All the very best on your arrival date.


----------



## CLASSICHUNTER (May 20, 2005)

cheers buddy.....


----------



## crkelly (Mar 17, 2011)

Best wishes Mr.Nuge. So whats it like being 26 ?


----------



## NSSCOTT (Sep 6, 2009)

best wishes there there buddy, hope your having a great day.


----------



## DODGE-3D (Feb 17, 2005)

Happy B-Day Nuge.


----------



## DssBB (Feb 21, 2010)

Happy Birthday Nuge. ccasion16:ccasion16:ccasion16:


----------



## crazymoose (May 17, 2005)

Happy Birthday Nuge from all of us here.ccasion13:


----------



## JDoupe (Dec 9, 2006)

Happy 26th Nuge!!!!!


----------



## bearshootertwo (Oct 14, 2011)

getting older is not a bad thing ,Happy Birth day


----------



## F/F 3Der (Mar 23, 2008)

Another year goes by. not only older but wiser - oh wait what am I saying Have a good one Nuge hope to see you in a couple weeks at Grenville.


----------



## postman99 (May 9, 2008)

happy birthday!


----------



## Robb771 (Aug 28, 2010)

My god......after you get older than dirt I thought birthday wishes became moot.
All the best Nuge.....hope it's a good one


----------



## Durhampro (May 9, 2009)

Happy Birthday Nuge, Hope to see you on the 3d's this year. 

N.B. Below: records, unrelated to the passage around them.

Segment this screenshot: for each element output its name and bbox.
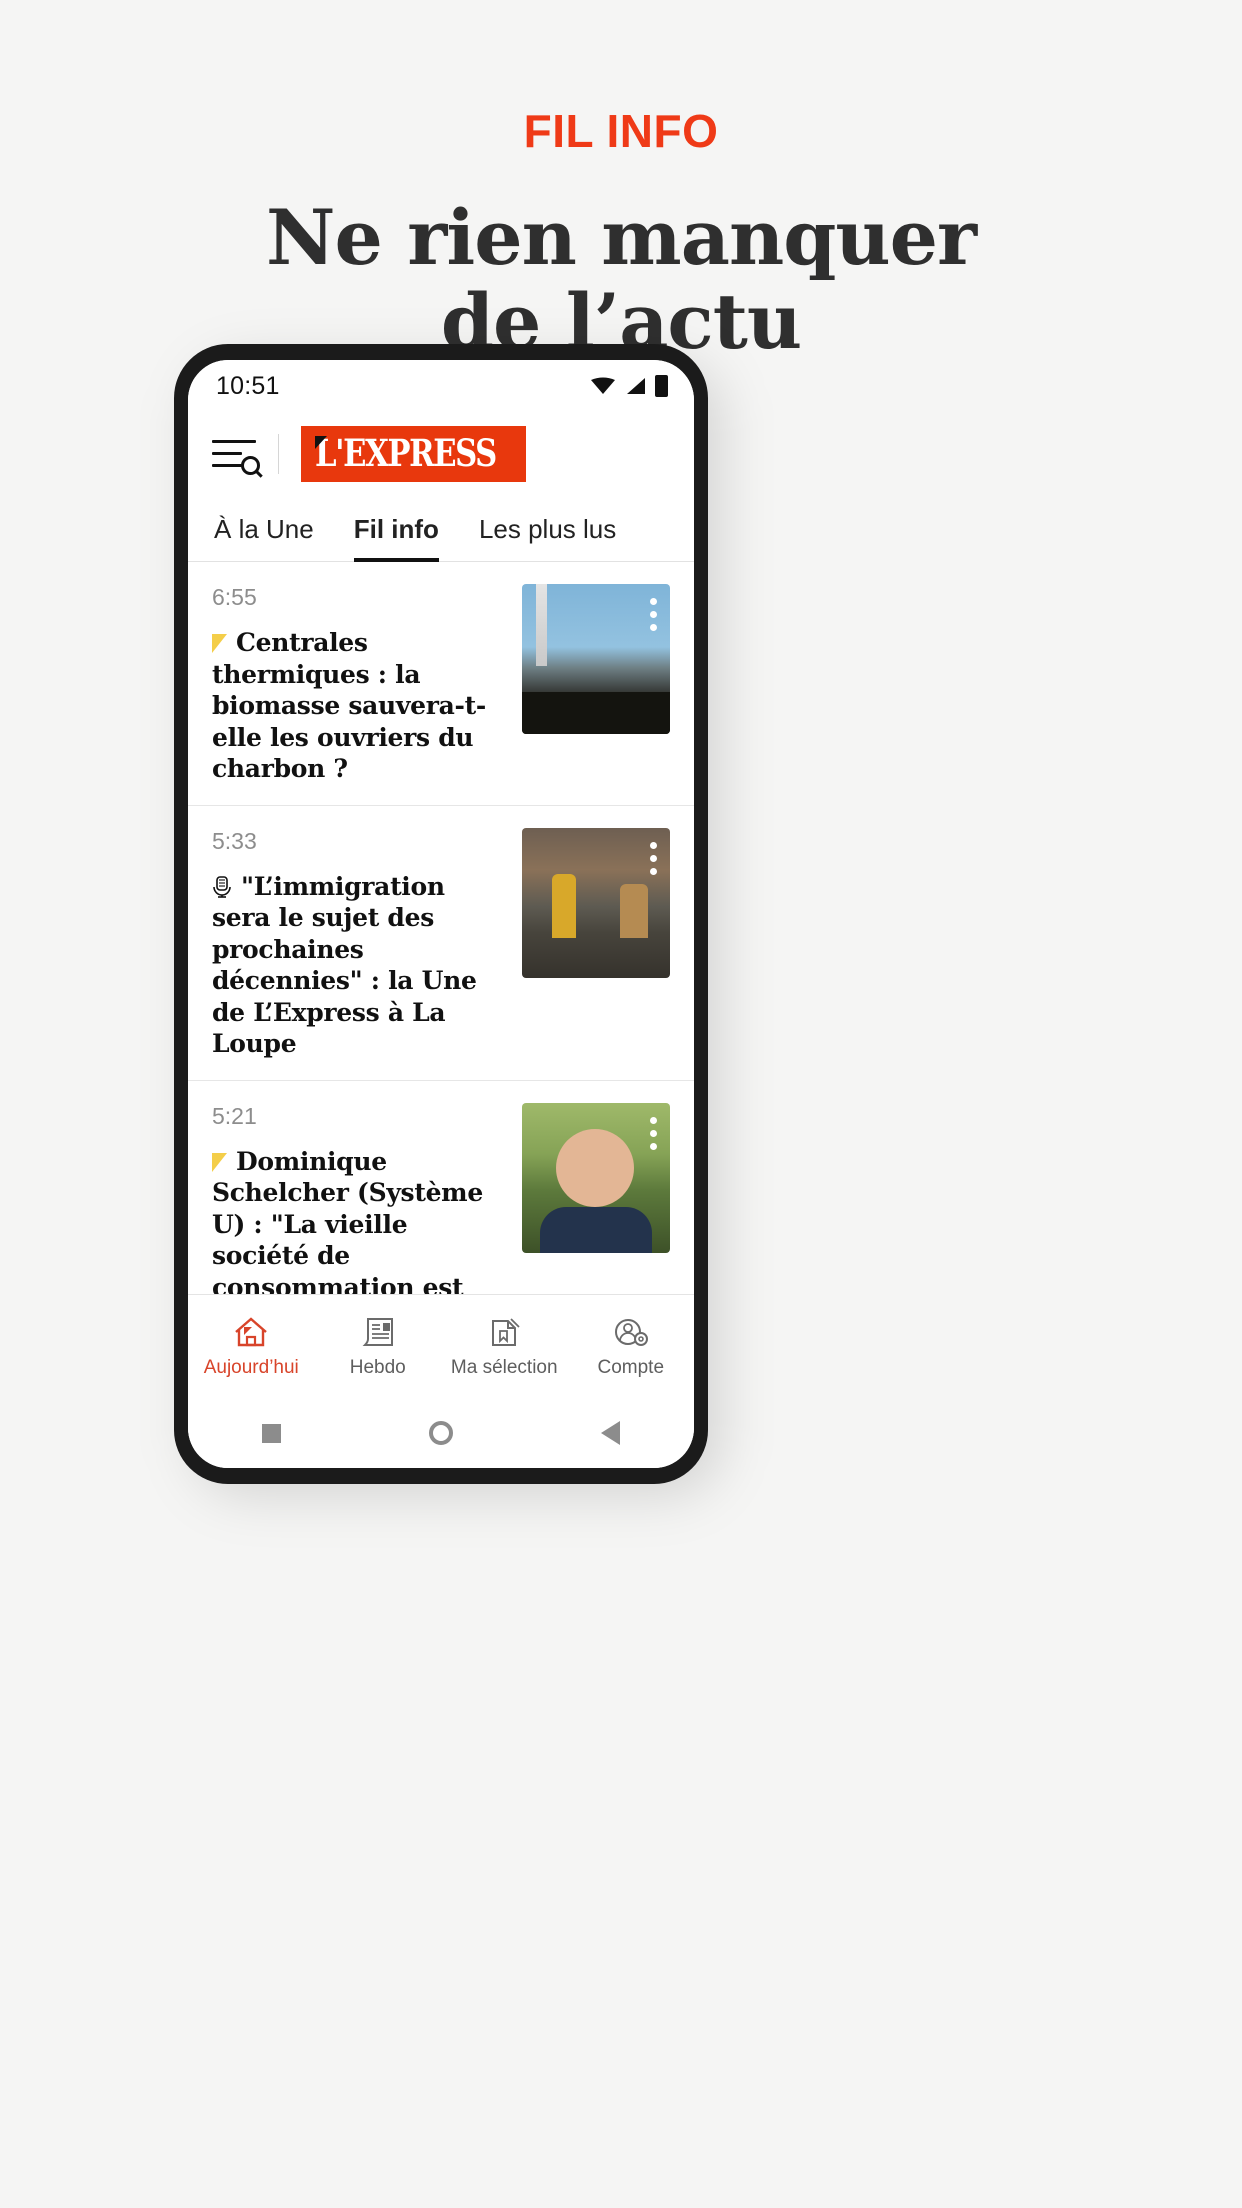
newspaper-icon — [362, 1317, 393, 1346]
article-thumbnail[interactable] — [522, 1102, 670, 1253]
lexpress-logo[interactable]: L'EXPRESS — [301, 426, 526, 482]
nav-item-aujourdhui[interactable]: Aujourd’hui — [188, 1315, 315, 1379]
podcast-icon — [213, 875, 231, 898]
circle-icon[interactable] — [429, 1421, 453, 1445]
wifi-icon — [591, 377, 615, 394]
article-body: 5:33 "L’immigration sera le sujet des pr… — [212, 828, 504, 1060]
android-system-bar — [188, 1398, 694, 1468]
battery-icon — [655, 375, 668, 397]
bookmark-pin-icon — [492, 1317, 520, 1346]
account-gear-icon — [614, 1318, 648, 1346]
article-body: 6:55 Centrales thermiques : la biomasse … — [212, 584, 504, 785]
article-title-text: Dominique Schelcher (Système U) : "La vi… — [212, 1146, 483, 1295]
more-options-icon[interactable] — [650, 841, 657, 875]
lexpress-logo-text: L'EXPRESS — [315, 431, 497, 475]
nav-label: Compte — [597, 1356, 665, 1378]
nav-label: Ma sélection — [450, 1356, 558, 1378]
home-icon — [235, 1316, 268, 1346]
article-thumbnail[interactable] — [522, 827, 670, 978]
appbar-divider — [278, 434, 279, 474]
article-item[interactable]: 5:33 "L’immigration sera le sujet des pr… — [188, 806, 694, 1081]
promo-eyebrow: FIL INFO — [523, 105, 719, 157]
promo-title-line1: Ne rien manquer — [266, 193, 977, 282]
status-icons — [591, 375, 668, 397]
nav-label: Hebdo — [349, 1356, 406, 1378]
article-title-text: Centrales thermiques : la biomasse sauve… — [212, 628, 486, 783]
more-options-icon[interactable] — [650, 598, 657, 631]
bottom-navigation: Aujourd’hui Hebdo Ma sélection Compte — [188, 1294, 694, 1398]
menu-search-icon[interactable] — [212, 434, 260, 475]
article-title-text: "L’immigration sera le sujet des prochai… — [212, 871, 477, 1059]
article-item[interactable]: 6:55 Centrales thermiques : la biomasse … — [188, 562, 694, 806]
more-options-icon[interactable] — [650, 1116, 657, 1150]
premium-flag-icon — [212, 634, 227, 653]
article-title: Centrales thermiques : la biomasse sauve… — [212, 627, 504, 785]
tab-bar: À la Une Fil info Les plus lus — [188, 496, 694, 562]
phone-mockup: 10:51 L'EXPRESS À la Une Fil info Les pl… — [174, 344, 708, 1484]
status-time: 10:51 — [216, 371, 280, 400]
status-bar: 10:51 — [188, 360, 694, 412]
article-thumbnail[interactable] — [522, 584, 670, 734]
article-title: "L’immigration sera le sujet des prochai… — [212, 871, 504, 1060]
phone-screen: 10:51 L'EXPRESS À la Une Fil info Les pl… — [188, 360, 694, 1468]
nav-item-hebdo[interactable]: Hebdo — [315, 1315, 442, 1379]
article-time: 5:33 — [212, 827, 257, 854]
promo-header: FIL INFO Ne rien manquer de l’actu — [0, 0, 1242, 363]
premium-flag-icon — [212, 1152, 227, 1172]
promo-title: Ne rien manquer de l’actu — [0, 196, 1242, 363]
article-time: 6:55 — [212, 584, 257, 610]
square-icon[interactable] — [262, 1423, 281, 1443]
article-feed[interactable]: 6:55 Centrales thermiques : la biomasse … — [188, 562, 694, 1294]
article-body: 5:21 Dominique Schelcher (Système U) : "… — [212, 1102, 504, 1295]
tab-fil-info[interactable]: Fil info — [353, 514, 440, 562]
app-bar: L'EXPRESS — [188, 412, 694, 496]
signal-icon — [627, 378, 645, 394]
nav-label: Aujourd’hui — [203, 1356, 299, 1378]
tab-a-la-une[interactable]: À la Une — [214, 514, 314, 561]
nav-item-compte[interactable]: Compte — [568, 1315, 695, 1379]
back-triangle-icon[interactable] — [601, 1421, 620, 1445]
article-time: 5:21 — [212, 1102, 257, 1129]
article-item[interactable]: 5:21 Dominique Schelcher (Système U) : "… — [188, 1081, 694, 1295]
tab-les-plus-lus[interactable]: Les plus lus — [479, 514, 616, 561]
nav-item-ma-selection[interactable]: Ma sélection — [441, 1315, 568, 1379]
article-title: Dominique Schelcher (Système U) : "La vi… — [212, 1146, 504, 1295]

I will tell my DD to quit dry firing her toy so we can just have fun.

Cheers


----------



## thunderbolt (Oct 11, 2002)

Do we need to keep the noise down this morning? Happy Birthday Nuge!!!


----------



## GWN_Nuge (Oct 1, 2004)

Thanks for birthday wishes everyone, another year on the right side of the grass is a good thing lol


----------



## mike106 (Mar 12, 2007)

happy birthday have a great day


----------